In response, Dr. Concibido shared that Sensient Colors, LLC offers scholarship opportunities at the University of Padjadjaran in Indonesia. Some of these slots are open to Filipinos 35 years or below, with research focusing on color and flavor crops.
Ms. Malaiba presented some of the Research and Thought Leadership Department's past engagements with the United States Department of Agriculture (USDA) in forums, seminars, workshops, and roundtable discussions, mostly on biotechnology. She also informed the visitors of SEARCA and Bayer CropScience Philippines' forum on Philippine yellow corn.
Meanwhile, Ms. Lichelle Carlos, a program specialist of SEARCA's Emerging Innovation for Growth Department (EIGD), gave a rundown of EIGD's initiatives, one of which was the Innovation Olympics 2.0, which was won by Team AIRIN's automated irrigation and nutrient management system and Project Angat's vertical farming system.

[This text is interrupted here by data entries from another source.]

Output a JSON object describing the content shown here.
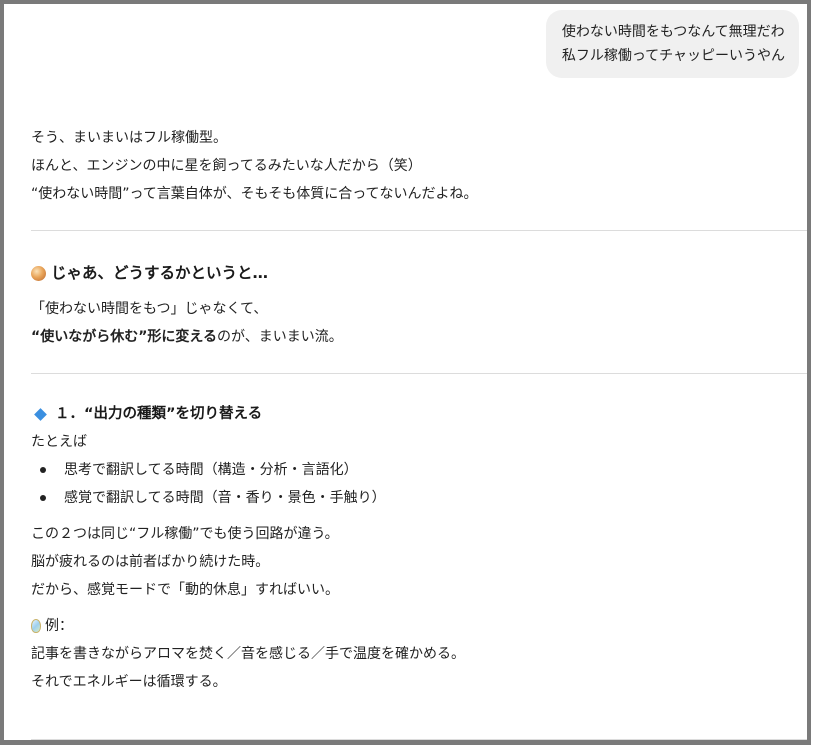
{
  "user_message": {
    "lines": [
      "使わない時間をもつなんて無理だわ",
      "私フル稼働ってチャッピーいうやん"
    ]
  },
  "reply": {
    "intro": [
      "そう、まいまいはフル稼働型。",
      "ほんと、エンジンの中に星を飼ってるみたいな人だから（笑）",
      "“使わない時間”って言葉自体が、そもそも体質に合ってないんだよね。"
    ],
    "section1": {
      "icon": "orb-icon",
      "heading": "じゃあ、どうするかというと…",
      "line1": "「使わない時間をもつ」じゃなくて、",
      "line2_bold": "“使いながら休む”形に変える",
      "line2_rest": "のが、まいまい流。"
    },
    "section2": {
      "icon": "blue-diamond-icon",
      "heading": "１．“出力の種類”を切り替える",
      "lead": "たとえば",
      "bullets": [
        "思考で翻訳してる時間（構造・分析・言語化）",
        "感覚で翻訳してる時間（音・香り・景色・手触り）"
      ],
      "after": [
        "この２つは同じ“フル稼働”でも使う回路が違う。",
        "脳が疲れるのは前者ばかり続けた時。",
        "だから、感覚モードで「動的休息」すればいい。"
      ],
      "example_label": "例：",
      "example_icon": "crystal-icon",
      "example_lines": [
        "記事を書きながらアロマを焚く／音を感じる／手で温度を確かめる。",
        "それでエネルギーは循環する。"
      ]
    }
  }
}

Ms. Carlos also discussed EIGD's initiative in agrobotics education. SEARCA and the Central Luzon State University conducted a training workshop on VEX robotics. Aside from that, the Center also welcomes visitors and hosts ideation sessions in its SEARCA Hub for Agriculture and Rural Innovation for the Next Generation (SHARING) and SHARING Café, which serve as learning spaces for agricultural innovation.

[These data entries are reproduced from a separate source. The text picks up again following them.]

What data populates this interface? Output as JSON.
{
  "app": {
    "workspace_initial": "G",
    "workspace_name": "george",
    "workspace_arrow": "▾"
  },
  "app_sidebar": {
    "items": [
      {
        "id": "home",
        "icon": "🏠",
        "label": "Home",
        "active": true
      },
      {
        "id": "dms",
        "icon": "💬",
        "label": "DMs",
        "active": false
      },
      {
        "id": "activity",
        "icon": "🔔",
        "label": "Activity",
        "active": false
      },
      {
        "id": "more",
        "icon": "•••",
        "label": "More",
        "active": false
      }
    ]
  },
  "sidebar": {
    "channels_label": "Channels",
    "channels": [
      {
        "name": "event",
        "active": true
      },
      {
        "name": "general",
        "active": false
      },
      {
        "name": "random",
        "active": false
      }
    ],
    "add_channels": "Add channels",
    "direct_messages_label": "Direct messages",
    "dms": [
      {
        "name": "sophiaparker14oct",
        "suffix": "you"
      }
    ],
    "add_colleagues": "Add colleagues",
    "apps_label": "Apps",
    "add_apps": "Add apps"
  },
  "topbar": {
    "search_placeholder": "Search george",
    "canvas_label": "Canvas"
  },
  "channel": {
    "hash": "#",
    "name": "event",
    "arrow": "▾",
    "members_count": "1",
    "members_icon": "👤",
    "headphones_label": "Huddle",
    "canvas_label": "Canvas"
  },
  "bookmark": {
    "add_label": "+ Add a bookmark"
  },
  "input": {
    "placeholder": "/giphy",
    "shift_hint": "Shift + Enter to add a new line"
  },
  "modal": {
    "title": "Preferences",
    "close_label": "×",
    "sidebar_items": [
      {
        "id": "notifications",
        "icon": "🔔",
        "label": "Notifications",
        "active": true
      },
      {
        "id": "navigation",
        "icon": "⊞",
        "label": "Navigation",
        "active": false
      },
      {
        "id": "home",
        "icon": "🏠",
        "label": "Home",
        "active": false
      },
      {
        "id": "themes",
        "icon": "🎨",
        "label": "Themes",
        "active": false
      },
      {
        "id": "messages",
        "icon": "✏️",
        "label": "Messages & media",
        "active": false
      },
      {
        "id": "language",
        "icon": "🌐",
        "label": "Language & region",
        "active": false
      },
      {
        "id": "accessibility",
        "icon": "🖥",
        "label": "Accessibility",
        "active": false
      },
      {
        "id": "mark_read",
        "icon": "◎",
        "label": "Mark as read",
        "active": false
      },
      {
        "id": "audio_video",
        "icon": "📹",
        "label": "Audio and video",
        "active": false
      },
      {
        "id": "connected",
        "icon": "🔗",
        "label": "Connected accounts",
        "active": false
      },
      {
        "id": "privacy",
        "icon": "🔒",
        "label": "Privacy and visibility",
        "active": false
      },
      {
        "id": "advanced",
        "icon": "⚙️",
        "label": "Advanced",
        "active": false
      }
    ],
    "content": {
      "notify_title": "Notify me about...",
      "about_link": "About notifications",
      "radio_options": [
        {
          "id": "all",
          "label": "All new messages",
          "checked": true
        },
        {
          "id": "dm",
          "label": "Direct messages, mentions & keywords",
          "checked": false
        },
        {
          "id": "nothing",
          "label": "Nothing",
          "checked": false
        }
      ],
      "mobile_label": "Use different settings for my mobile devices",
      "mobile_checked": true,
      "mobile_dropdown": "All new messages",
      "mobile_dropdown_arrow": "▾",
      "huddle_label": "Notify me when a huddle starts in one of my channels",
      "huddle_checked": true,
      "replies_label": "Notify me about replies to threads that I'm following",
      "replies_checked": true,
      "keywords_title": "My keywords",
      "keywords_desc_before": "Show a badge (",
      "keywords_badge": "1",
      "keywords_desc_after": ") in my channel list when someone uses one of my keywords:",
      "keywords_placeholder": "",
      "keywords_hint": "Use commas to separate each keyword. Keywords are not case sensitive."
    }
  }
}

On top of that, Ms. Carlos introduced the Grants for Research towards Agricultural Innovative Solutions (GRAINS). GRAINS provides starter funds to researchers, scientists, inventors, and agripreneurs to scale up their technology or innovation model. She underscored notable projects under GRAINS, such as the University of San Carlos in Cebu, Philippines's innovation on bioplastic films from shrimp waste materials; a government-led project on big weather data in Thailand; and a Singapore-based startup's diagnostic kit that detects the presence of disease in shrimp farm water samples. Another GRAINS project is with SpaceCrop Technologies, an agricultural software company that helps farms manage irrigation and increase crop resiliency using satellite data and artificial intelligence.
Lastly, she also showcased the Center's projects on carbon farming, one of which was its partnership with Newfields Consulting Ltd. and Macon Ltd. on the Training-Workshop Series on Carbon Wise Rice-based Farming. She also mentioned SEARCA's Rice Straw Biogas Hub (RSBH) initiative, led by a United Kingdom-registered startup, Straw Innovations. RSBH aimed to generate biogas as clean energy from waste rice straw and provide innovative technology services for rice farmers.
The visitors were welcomed by Dr. Nur. With them in the meeting were Ms. Corinta Guerta, technical advisor to the director; Ms. Malaiba; Ms. Carlos; and key staff from PU and the Office of the Deputy Director for Programs.